European Union foreign policy chief Catherine Ashton said on Tuesday she was “appalled” by the execution of 10 Iranians convicted of drug trafficking offences.
Speaking amid controversy over a planned European parliamentary mission to Iran from October 27 to November 2, Ashton said in a statement that Monday’s executions add “to the alarming execution rate in Iran” now at over 300 since the beginning of the year.
“Most of the executions took place after summary trials, without the right to appeal and for offences which according to international minimum standards should not result in capital punishment,” she added.
“I call on Iran, once more, to halt pending executions and to introduce a moratorium on the death penalty.
The 10 were hanged in a Tehran prison despite appeals from rights groups to stop the executions.

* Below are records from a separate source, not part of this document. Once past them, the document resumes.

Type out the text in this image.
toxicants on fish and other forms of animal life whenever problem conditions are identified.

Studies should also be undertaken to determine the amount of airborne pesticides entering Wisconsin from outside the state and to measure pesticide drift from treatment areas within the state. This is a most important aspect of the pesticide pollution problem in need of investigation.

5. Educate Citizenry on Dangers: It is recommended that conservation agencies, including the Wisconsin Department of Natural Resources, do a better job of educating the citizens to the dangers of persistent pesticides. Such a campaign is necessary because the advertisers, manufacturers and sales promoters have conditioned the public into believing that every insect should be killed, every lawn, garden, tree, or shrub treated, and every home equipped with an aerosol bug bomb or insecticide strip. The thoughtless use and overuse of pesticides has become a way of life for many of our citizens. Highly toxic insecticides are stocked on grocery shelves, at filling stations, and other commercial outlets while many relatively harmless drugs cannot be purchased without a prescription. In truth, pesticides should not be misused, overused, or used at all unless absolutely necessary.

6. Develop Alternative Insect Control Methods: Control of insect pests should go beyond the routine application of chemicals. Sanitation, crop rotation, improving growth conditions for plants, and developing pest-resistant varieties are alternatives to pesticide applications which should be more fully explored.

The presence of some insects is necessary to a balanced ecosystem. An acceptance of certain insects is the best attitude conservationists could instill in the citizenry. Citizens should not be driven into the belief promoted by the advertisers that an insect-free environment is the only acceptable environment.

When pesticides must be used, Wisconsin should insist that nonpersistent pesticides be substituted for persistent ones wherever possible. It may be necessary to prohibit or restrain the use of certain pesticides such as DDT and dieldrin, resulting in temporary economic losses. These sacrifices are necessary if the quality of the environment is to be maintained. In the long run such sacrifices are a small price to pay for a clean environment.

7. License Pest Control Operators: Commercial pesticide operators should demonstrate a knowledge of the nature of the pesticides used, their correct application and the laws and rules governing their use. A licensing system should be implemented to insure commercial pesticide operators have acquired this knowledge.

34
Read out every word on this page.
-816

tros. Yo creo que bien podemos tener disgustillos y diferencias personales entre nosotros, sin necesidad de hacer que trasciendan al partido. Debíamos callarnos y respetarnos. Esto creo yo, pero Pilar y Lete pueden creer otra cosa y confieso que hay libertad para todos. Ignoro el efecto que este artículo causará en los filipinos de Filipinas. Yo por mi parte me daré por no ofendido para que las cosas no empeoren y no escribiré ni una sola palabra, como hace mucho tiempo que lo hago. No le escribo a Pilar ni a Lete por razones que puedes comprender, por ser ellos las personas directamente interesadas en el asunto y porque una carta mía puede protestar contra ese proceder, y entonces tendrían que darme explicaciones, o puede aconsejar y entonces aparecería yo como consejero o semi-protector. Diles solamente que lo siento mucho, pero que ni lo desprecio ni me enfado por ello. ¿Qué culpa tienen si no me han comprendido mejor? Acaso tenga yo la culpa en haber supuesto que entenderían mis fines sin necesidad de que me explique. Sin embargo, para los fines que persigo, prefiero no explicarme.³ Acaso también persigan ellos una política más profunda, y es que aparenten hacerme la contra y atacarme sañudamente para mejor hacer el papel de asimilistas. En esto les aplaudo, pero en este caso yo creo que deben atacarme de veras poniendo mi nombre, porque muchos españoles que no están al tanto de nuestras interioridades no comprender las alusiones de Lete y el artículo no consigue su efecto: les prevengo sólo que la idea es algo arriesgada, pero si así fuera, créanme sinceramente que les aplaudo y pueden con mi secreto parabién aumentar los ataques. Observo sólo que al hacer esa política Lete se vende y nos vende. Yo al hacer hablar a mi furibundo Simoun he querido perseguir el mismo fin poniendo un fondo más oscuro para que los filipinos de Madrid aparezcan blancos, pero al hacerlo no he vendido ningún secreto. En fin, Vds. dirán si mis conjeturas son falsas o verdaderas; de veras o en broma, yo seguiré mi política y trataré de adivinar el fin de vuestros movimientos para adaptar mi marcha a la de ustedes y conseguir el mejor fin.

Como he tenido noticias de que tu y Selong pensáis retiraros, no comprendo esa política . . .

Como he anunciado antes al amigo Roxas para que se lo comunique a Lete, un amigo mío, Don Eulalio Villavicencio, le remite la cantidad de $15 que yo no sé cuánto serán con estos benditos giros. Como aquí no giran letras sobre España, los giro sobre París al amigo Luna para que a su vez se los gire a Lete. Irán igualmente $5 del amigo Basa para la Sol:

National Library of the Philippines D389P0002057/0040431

MEPs from all but two of the parliament’s groups — the conservative EPP and eurosceptic right-wing ECR alliance — are planning to go on the visit to Iran, originally agreed in July, an official said last week.
The team will be headed by the president of the European Parliament-Iran group, Finland Greens MEP Tarja Cronberg.
The official said there was a “sharp” discussion on whether to go ahead with the visit but that leaders of the parliament’s political groups finally had voted in favour.
The European Union last week imposed a tough package of sanctions against Iran, aiming to push global talks with Tehran on its contested nuclear programme.
Both the parliament and the bloc are constant critics of the country’s human rights record.